In start contrast to this glitzy pulp is Andrew Bujalski's Funny Ha Ha, a resolutely understated study of a Boston post-graduate's bid to engage with a world that proves a consistent disappointment. Dominated by a splendidly pendulous performance by Kate Dollenmayer, this is less a narrative than a sequence of wordy encounters, whose improvisatory inconsequentiality recalls the early directorial efforts of John Cassavetes. Yet, such is their laconic wit and downbeat authenticity that it's difficult not to identify with Dollenmayer's coy crush on longtime friend Christian Rudder and her necessarily tactless resistance to the nerdy Bujalski's persistent and far from subtle entreaties.

Melinda Page Hamilton similarly holds together comic Bobcat Goldthwait's first venture behind the camera, Sleeping Dogs. Opening with a revelation that Tartan Films has asked critics not to reveal, this is a one-gag farce that advises against telling the whole truth. Suffice to say, Hamilton's guilty secret is a shocker and her life falls apart as friends and family proceed to disown her. There are a couple of scabrously funny lines and Hamilton gamely endures the consequences of her disgrace. But the direction is as blatant as the visuals are drab.

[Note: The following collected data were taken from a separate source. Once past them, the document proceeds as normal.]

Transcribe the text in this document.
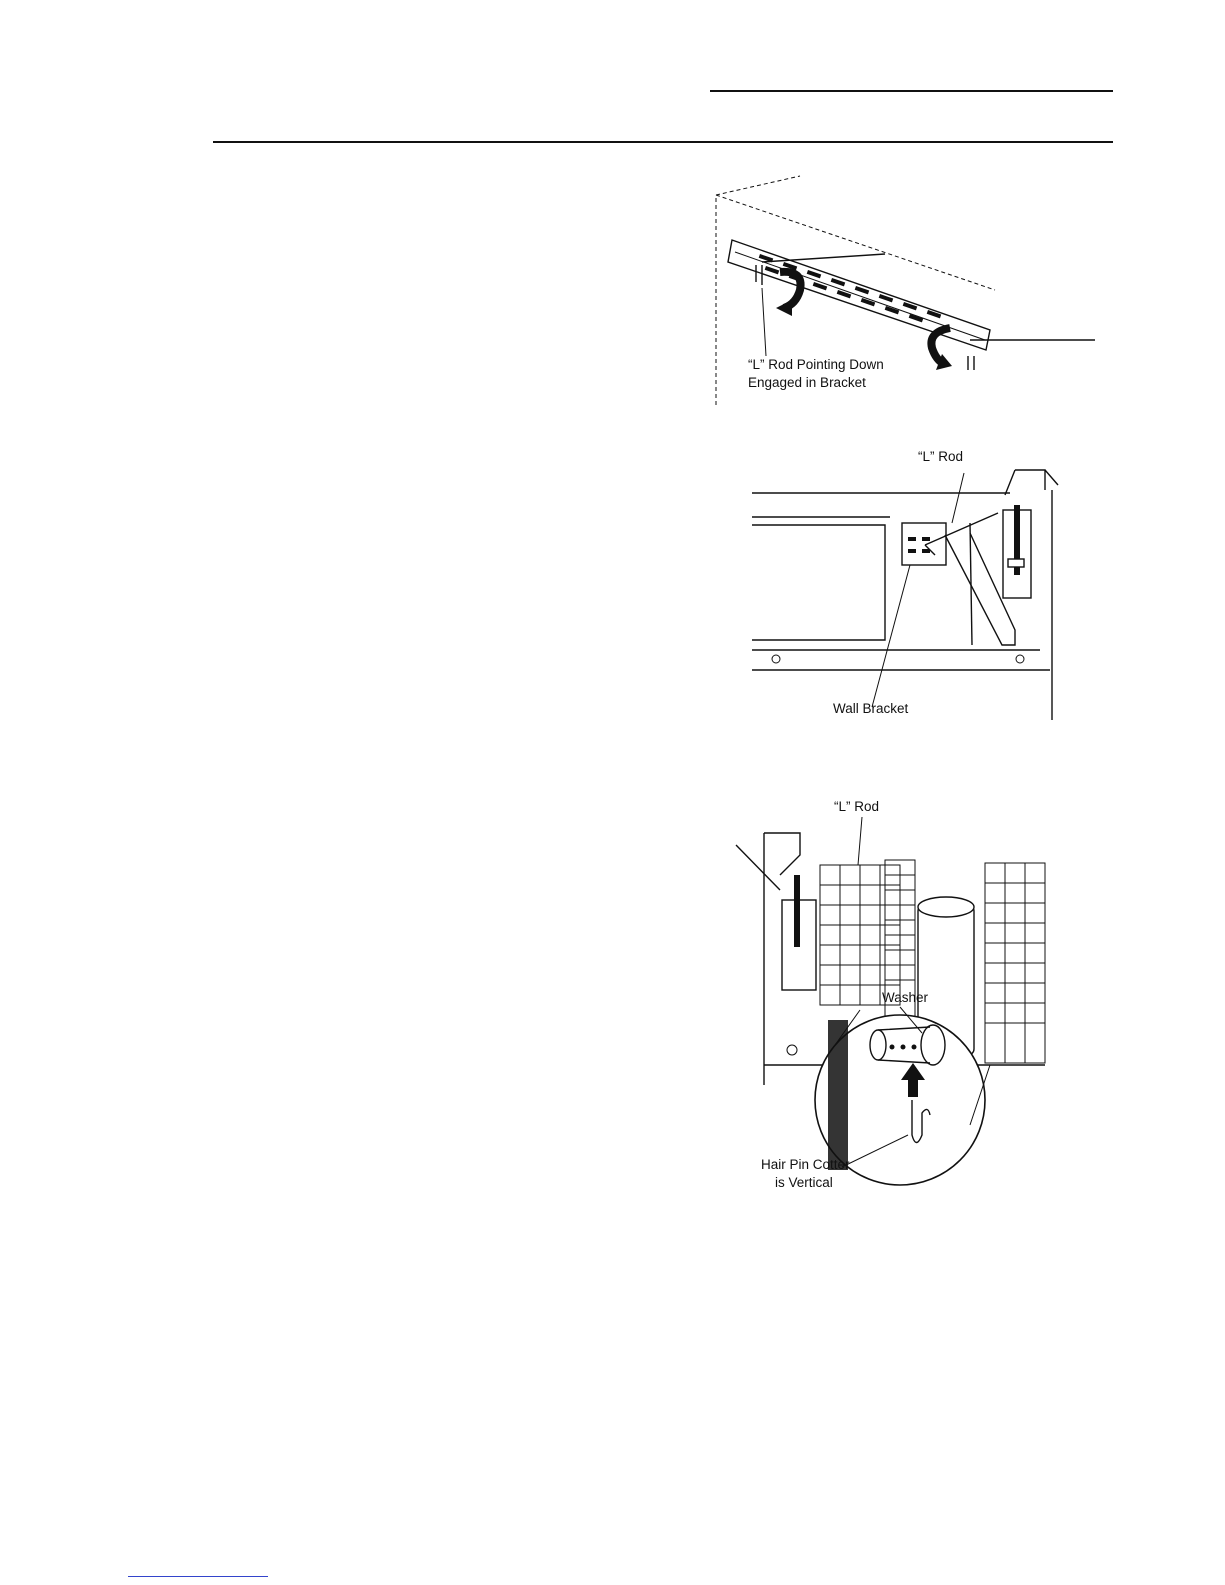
“L” Rod Pointing Down
Engaged in Bracket
“L” Rod
Wall Bracket
“L” Rod
Washer
Hair Pin Cotter
is Vertical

The same can't be said, however, for The Family Friend, which also plays fast and loose with good taste. Director Paolo Sorrentino got his screenwriting break on Antonio Capuano's five-part anthology The Dust of Naples (1998), and he demonstrates that he still has the gift for juggling multiple storylines in this pitch-black modern morality tale. At the centre of this scathing diatribe against humanity's basest instincts, Giacomo Rizzo delivers an outstanding display of pitiless malevolence, as a loan shark whose judgement is clouded by his passion for Laura Chiatti, the blonde daughter of a local bigwig, whose loathing for him unexpectedly dissipates at the very moment she exacts her revenge for the wedding day humiliation to which Rizzo had subjected her. Twisting and twisted, this is a grim fairytale, whose exquisite design bitingly emphasises the characters' spiritual emptiness and compensates for the disappointment of a rather rushed resolution.

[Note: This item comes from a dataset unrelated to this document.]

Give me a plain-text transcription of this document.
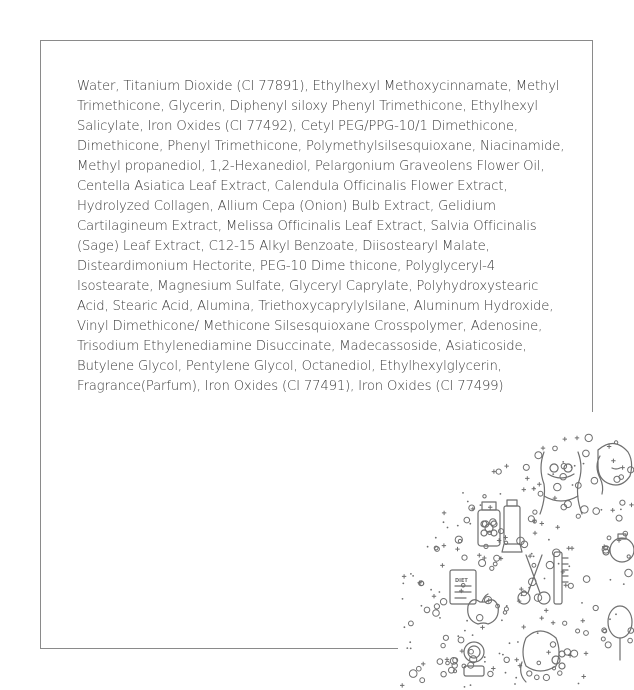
Water, Titanium Dioxide (CI 77891), Ethylhexyl Methoxycinnamate, Methyl Trimethicone, Glycerin, Diphenyl siloxy Phenyl Trimethicone, Ethylhexyl Salicylate, Iron Oxides (CI 77492), Cetyl PEG/PPG-10/1 Dimethicone, Dimethicone, Phenyl Trimethicone, Polymethylsilsesquioxane, Niacinamide, Methyl propanediol, 1,2-Hexanediol, Pelargonium Graveolens Flower Oil, Centella Asiatica Leaf Extract, Calendula Officinalis Flower Extract, Hydrolyzed Collagen, Allium Cepa (Onion) Bulb Extract, Gelidium Cartilagineum Extract, Melissa Officinalis Leaf Extract, Salvia Officinalis (Sage) Leaf Extract, C12-15 Alkyl Benzoate, Diisostearyl Malate, Disteardimonium Hectorite, PEG-10 Dime thicone, Polyglyceryl-4 Isostearate, Magnesium Sulfate, Glyceryl Caprylate, Polyhydroxystearic Acid, Stearic Acid, Alumina, Triethoxycaprylylsilane, Aluminum Hydroxide, Vinyl Dimethicone/ Methicone Silsesquioxane Crosspolymer, Adenosine, Trisodium Ethylenediamine Disuccinate, Madecassoside, Asiaticoside, Butylene Glycol, Pentylene Glycol, Octanediol, Ethylhexylglycerin, Fragrance(Parfum), Iron Oxides (CI 77491), Iron Oxides (CI 77499)

DIET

A similar sense of fabulism informs Eden, a bittersweet tale of chocolate cola sauce and unexpected passion, in which Michael Hofmann indulges in the traditional fetishism of the foodie film. But, while this charming odd-couple drama offers some unconventional insights into taste and attraction, it fails to establish the backstories required fully to appreciate the platonic relationship that chef Josef Ostendorf forges with Charlotte Roche, a genial café waitress with a Down's syndrome daughter and an unfulfilling marriage.

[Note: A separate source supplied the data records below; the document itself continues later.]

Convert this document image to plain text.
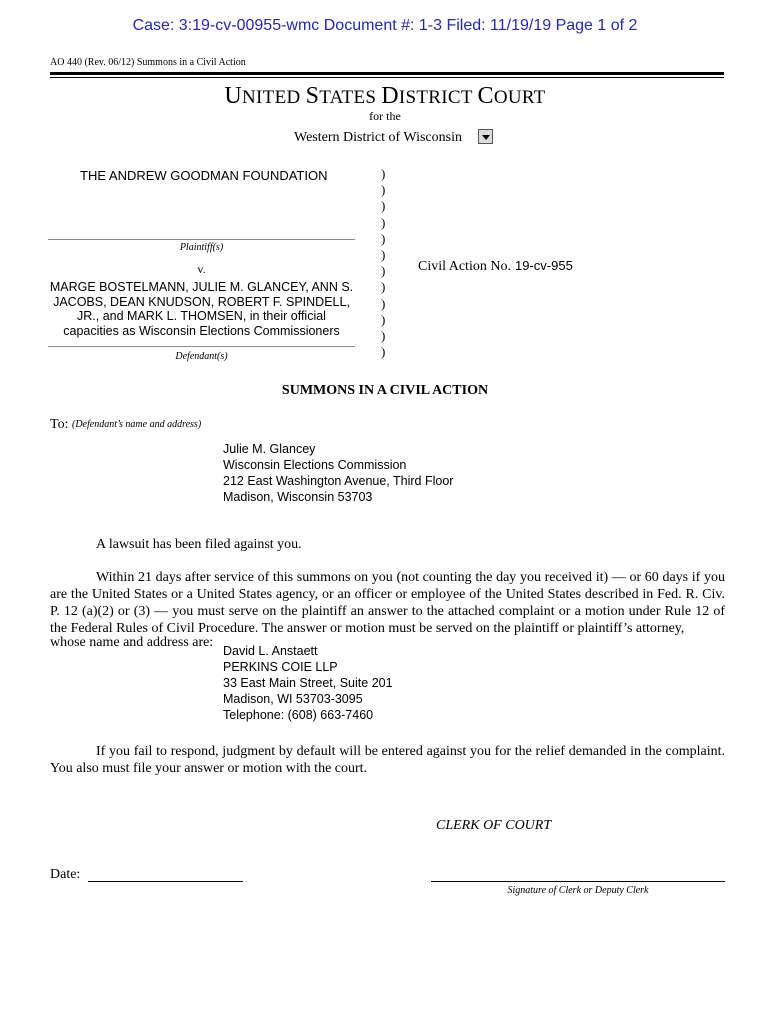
Case: 3:19-cv-00955-wmc Document #: 1-3 Filed: 11/19/19 Page 1 of 2
AO 440 (Rev. 06/12) Summons in a Civil Action
UNITED STATES DISTRICT COURT
for the
Western District of Wisconsin
THE ANDREW GOODMAN FOUNDATION	)
)
)
)
)
)
)
)
)
)
)
)
Plaintiff(s)
v.
MARGE BOSTELMANN, JULIE M. GLANCEY, ANN S. JACOBS, DEAN KNUDSON, ROBERT F. SPINDELL, JR., and MARK L. THOMSEN, in their official capacities as Wisconsin Elections Commissioners
Defendant(s)
Civil Action No. 19-cv-955
SUMMONS IN A CIVIL ACTION
To: (Defendant’s name and address)
Julie M. Glancey
Wisconsin Elections Commission
212 East Washington Avenue, Third Floor
Madison, Wisconsin 53703
A lawsuit has been filed against you.
Within 21 days after service of this summons on you (not counting the day you received it) — or 60 days if you are the United States or a United States agency, or an officer or employee of the United States described in Fed. R. Civ. P. 12 (a)(2) or (3) — you must serve on the plaintiff an answer to the attached complaint or a motion under Rule 12 of the Federal Rules of Civil Procedure. The answer or motion must be served on the plaintiff or plaintiff’s attorney,
whose name and address are:
David L. Anstaett
PERKINS COIE LLP
33 East Main Street, Suite 201
Madison, WI 53703-3095
Telephone: (608) 663-7460
If you fail to respond, judgment by default will be entered against you for the relief demanded in the complaint. You also must file your answer or motion with the court.
CLERK OF COURT
Date:
Signature of Clerk or Deputy Clerk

There's an engaging hesitancy about the initial encounters, as Roche (a Brit who is a top TV presenter in Germany) succumbs to the thick-set loner's famously erotic cuisine. But smug husband Devid Striesow's growing suspicions about his now pregnant wife's secret assignations deflect the action towards a denouement whose bleak absurdism and tragic contrivance seem to belong to another movie.